My mother told me that if I kept it, it would die of frustration, because it had its own life, its own home.
I replied that I loved it very much and that I would feed it.
Mother said it wouldn't eat what I gave it.
I wouldn't listen.
And after a few days my sparrow died, because it refused to eat.
When he saw that I had a bird, one of the neighbor's children brought home a pussycat. Already full grown, it was sleek and fat, and its readiness to accept amazed me. It would eat whatever food it came across, sleep wherever there was a place to curl up, waggle its tail and play up to whoever came along, and attach itself to whoever provided its saucer of milk. As a result, unlike my stubborn, intractable sparrow, it survived. Since that time I have detested monsters like that cat who would do anything just to stay alive. To me they are nothing more than a bunch of depraved opportunists, like many more of different types that I have encountered since I have grown up.
The sparrow incident upset me terribly, and, in my eleventh year, gave me a lesson in life. I always counseled my index finger, "Miss Chopstick, we have to learn how to control our temper or we'll do ourselves in."
I called my index finger "Miss Chopstick" because she helped me eat.
I once heard my mama say that the faster you run in the rain, the faster you get wet. But like other people who pay no heed before they get wet, I continued to act and think as before. On the one hand, I soothed my Misses Do and Don't, while on the other, I tried to figure out just what had happened. Eventually, I convinced myself that it was something to do with my nerves or my blood or some other unobservable inner thing that made me run too fast, so I got soaking wet.
I was walking home alone. I knew that none of my little classmates wanted to or would dare to walk with me. No one wanted anything to do with me, because, in addition to being the youngest member of the class, I was skinny and weak and not very outgoing. An even more important reason was that Mr. Ti, the teacher in charge of our class, had been encouraging them to exclude me. I couldn't understand this and had long resented him for it.
I was very angry and hurt because he always tried to embarrass me and make me look stupid in front of the class.
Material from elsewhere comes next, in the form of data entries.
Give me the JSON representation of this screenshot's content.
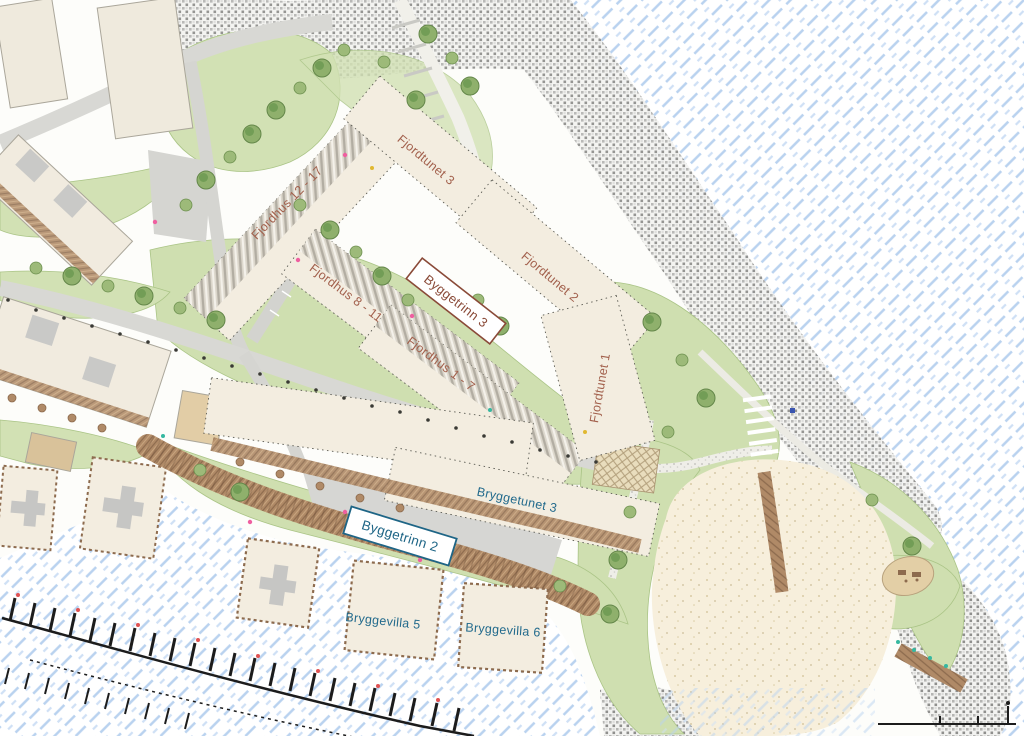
{
  "labels": {
    "fjordhus_12_17": "Fjordhus 12 - 17",
    "fjordtunet_3": "Fjordtunet 3",
    "byggetrinn_3": "Byggetrinn 3",
    "fjordhus_8_11": "Fjordhus 8 - 11",
    "fjordtunet_2": "Fjordtunet 2",
    "fjordhus_1_7": "Fjordhus 1 - 7",
    "fjordtunet_1": "Fjordtunet 1",
    "bryggetunet_3": "Bryggetunet 3",
    "byggetrinn_2": "Byggetrinn 2",
    "bryggevilla_5": "Bryggevilla 5",
    "bryggevilla_6": "Bryggevilla 6"
  },
  "colors": {
    "label_brown": "#a2604c",
    "label_blue": "#226a8c",
    "box_border_brown": "#8a4a38",
    "box_border_blue": "#1e6586",
    "water_dash_blue": "#b9d2ef",
    "green_area": "#d2e1b4",
    "tree_green": "#6d9a52",
    "building_cream": "#f3ede0",
    "road_grey": "#d8d8d4",
    "boardwalk_brown": "#b08a67",
    "sand_beige": "#f7efdc",
    "riprap_grey": "#bdbdbb",
    "marina_ink": "#1c1c1c"
  }
}
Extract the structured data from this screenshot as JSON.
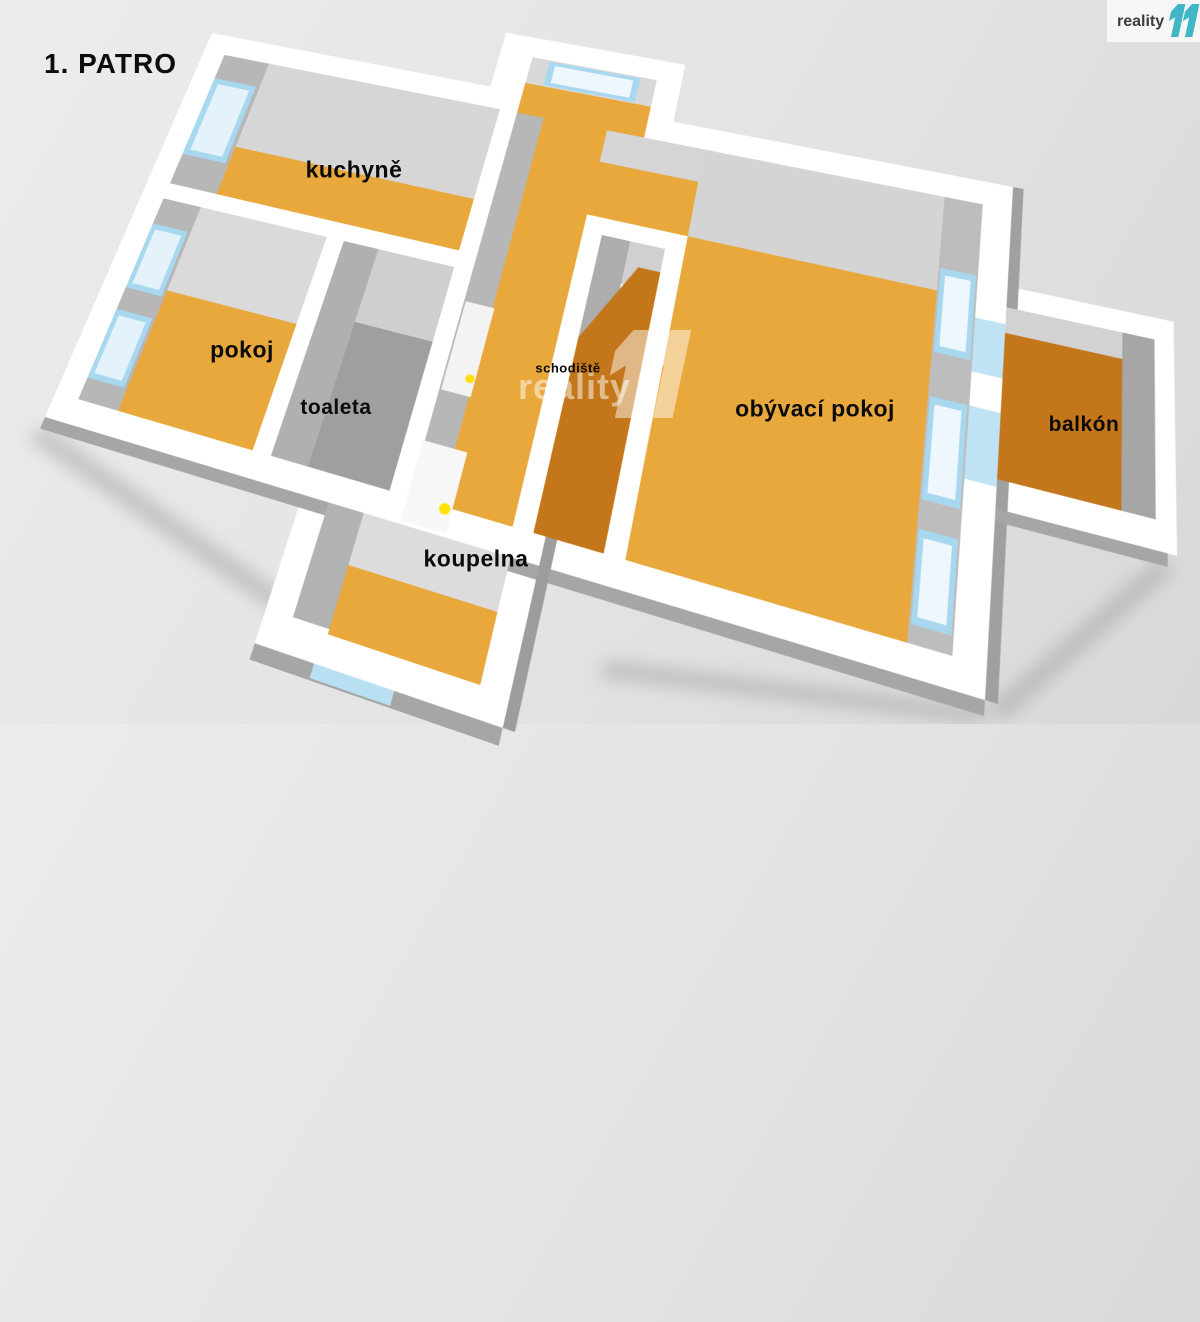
{
  "title": "1. PATRO",
  "logo": {
    "brand": "reality",
    "brand_number": "11"
  },
  "watermark": {
    "text": "reality",
    "number": "11"
  },
  "rooms": {
    "kuchyne": {
      "label": "kuchyně"
    },
    "pokoj": {
      "label": "pokoj"
    },
    "toaleta": {
      "label": "toaleta"
    },
    "schodiste": {
      "label": "schodiště"
    },
    "obyvaci_pokoj": {
      "label": "obývací pokoj"
    },
    "balkon": {
      "label": "balkón"
    },
    "koupelna": {
      "label": "koupelna"
    }
  },
  "colors": {
    "floor_orange": "#e8a83c",
    "floor_dark_orange": "#c4761a",
    "wall_white": "#ffffff",
    "wall_gray_light": "#d6d6d6",
    "wall_gray_mid": "#b7b7b7",
    "toilet_floor_gray": "#9f9f9f",
    "window_blue": "#a8d8ef",
    "door_handle_yellow": "#ffe200",
    "logo_teal": "#41b7c6",
    "background": "#e3e3e3"
  }
}
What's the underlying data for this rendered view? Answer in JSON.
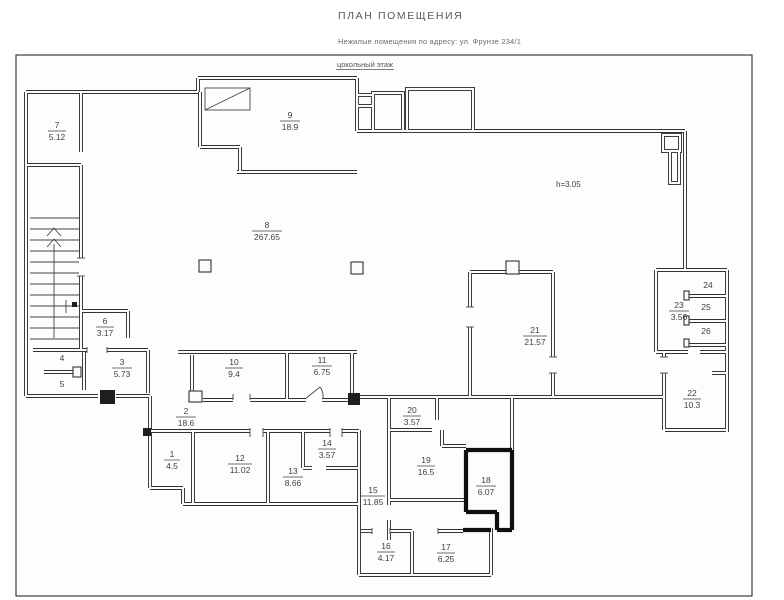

Although I was the youngest member of the class and not a particularly clever girl, on occasion I would stand up to him. When I was nervous, I would mix up my left and right hands, and my right hand would forget how to write. But I was always trying to prove that I wasn't the class dunce.
One time, he asked my mother to come into the office. He wanted her to take me to the hospital to see if I was mentally handicapped. He said I behaved like a mute. He had no idea that my brain was racing incessantly.
How mean of him to say I was "handicapped"!
Although only twenty-eight or twenty-nine at the time, and nearly ten years my mother's junior, Ti was terribly abrupt and impolite with her.